Falsa timbratura in favore di collega: sì al licenziamento

La Corte di cassazione con ordinanza 5194 del 20 febbraio 2023 ha confermato il licenziamento disciplinare che il MIUR aveva intimato ad una propria dipendente, per falsa attestazione della presenza in servizio.

Il provvedimento disciplinare a carico della lavoratrice, un’insegnante, era motivato dal fatto – peraltro ammesso dalla stessa interessata – che la donna, in due episodi, aveva aiutato una collega ad attestare falsamente la propria presenza in ufficio, strisciando il badge di quest’ultima al suo posto.

Nel confermare la decisione impugnata, la Corte territoriale aveva evidenziato la sussistenza di indizi che deponevano nel senso del carattere preordinato della condotta, compreso il fatto che la donna avesse la disponibilità del badge della collega.

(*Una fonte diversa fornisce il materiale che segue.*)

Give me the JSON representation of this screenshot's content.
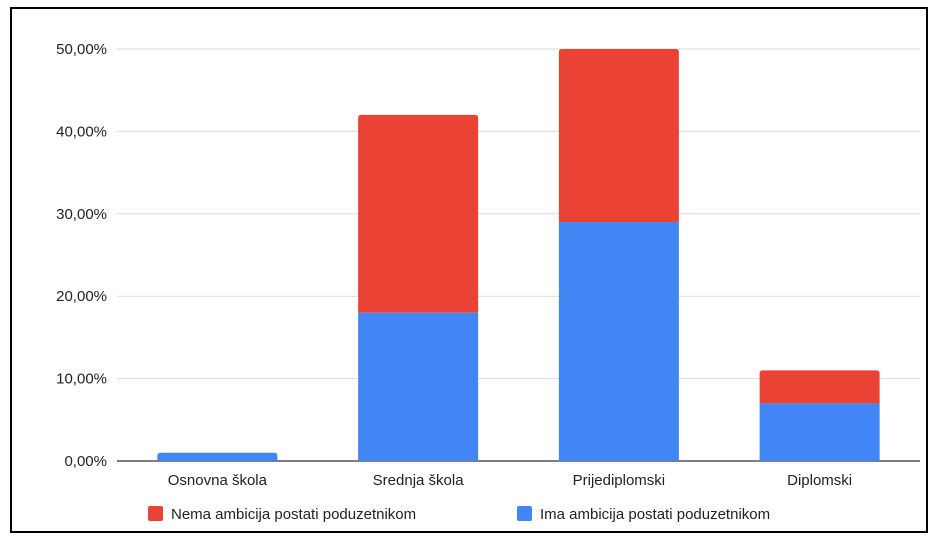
{
  "chart_data": {
    "type": "bar",
    "stacked": true,
    "categories": [
      "Osnovna škola",
      "Srednja škola",
      "Prijediplomski",
      "Diplomski"
    ],
    "series": [
      {
        "name": "Ima ambicija postati poduzetnikom",
        "color": "#4285F4",
        "values": [
          1,
          18,
          29,
          7
        ]
      },
      {
        "name": "Nema ambicija postati poduzetnikom",
        "color": "#EA4335",
        "values": [
          0,
          24,
          21,
          4
        ]
      }
    ],
    "legend_order": [
      1,
      0
    ],
    "y_ticks": [
      "0,00%",
      "10,00%",
      "20,00%",
      "30,00%",
      "40,00%",
      "50,00%"
    ],
    "ylim": [
      0,
      50
    ],
    "grid": true,
    "legend_position": "bottom",
    "title": "",
    "xlabel": "",
    "ylabel": ""
  }
}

La condotta addebitata si poneva in contrasto con i doveri stabiliti dal CCNL del comparto scuola, non risultando, peraltro, di carattere occasionale, atteso che la contestazione disciplinare di specie era scaturita da accertamenti eseguiti a seguito di denunce presentate da altri impiegati amministrativi dello stesso plesso scolastico e che in tali denunce erano stati segnalati ulteriori episodi di timbratura non regolare da parte della lavoratrice.

Sul punto, gli Ermellini hanno rammentato il più volte affermato principio per cui, nel pubblico impiego privatizzato, vige la regola generale dell’autonomia dei procedimenti, disciplinare e penale, con possibilità di sospensione, facoltativa e non obbligatoria, come ipotesi eccezionale, nei casi di illeciti di maggiore gravità, qualora ricorra il requisito della particolare complessità nell’accertamento, restando, comunque, la Pa “libera di valutare autonomamente gli atti del processo penale e di ritenere che essi forniscano, senza necessità di ulteriori acquisizioni e indagini, elementi sufficienti per la contestazione di illecito disciplinare al proprio dipendente”.

Nella vicenda esaminata, dunque, la Corte territoriale aveva correttamente escluso valenza vincolante all’assoluzione dell’odierna ricorrente – peraltro motivata con la particolare tenuità del fatto, e non per non averlo commesso, risultando quindi non smentita la materialità dei fatti medesimi – ed aveva operato, come già aveva fatto l’Amministrazione, un’autonoma valutazione dei fatti, giustificata anche dal fatto che la decisione di gravame si era venuta a fondare su un corredo probatorio più ampio rispetto a quello del giudice penale.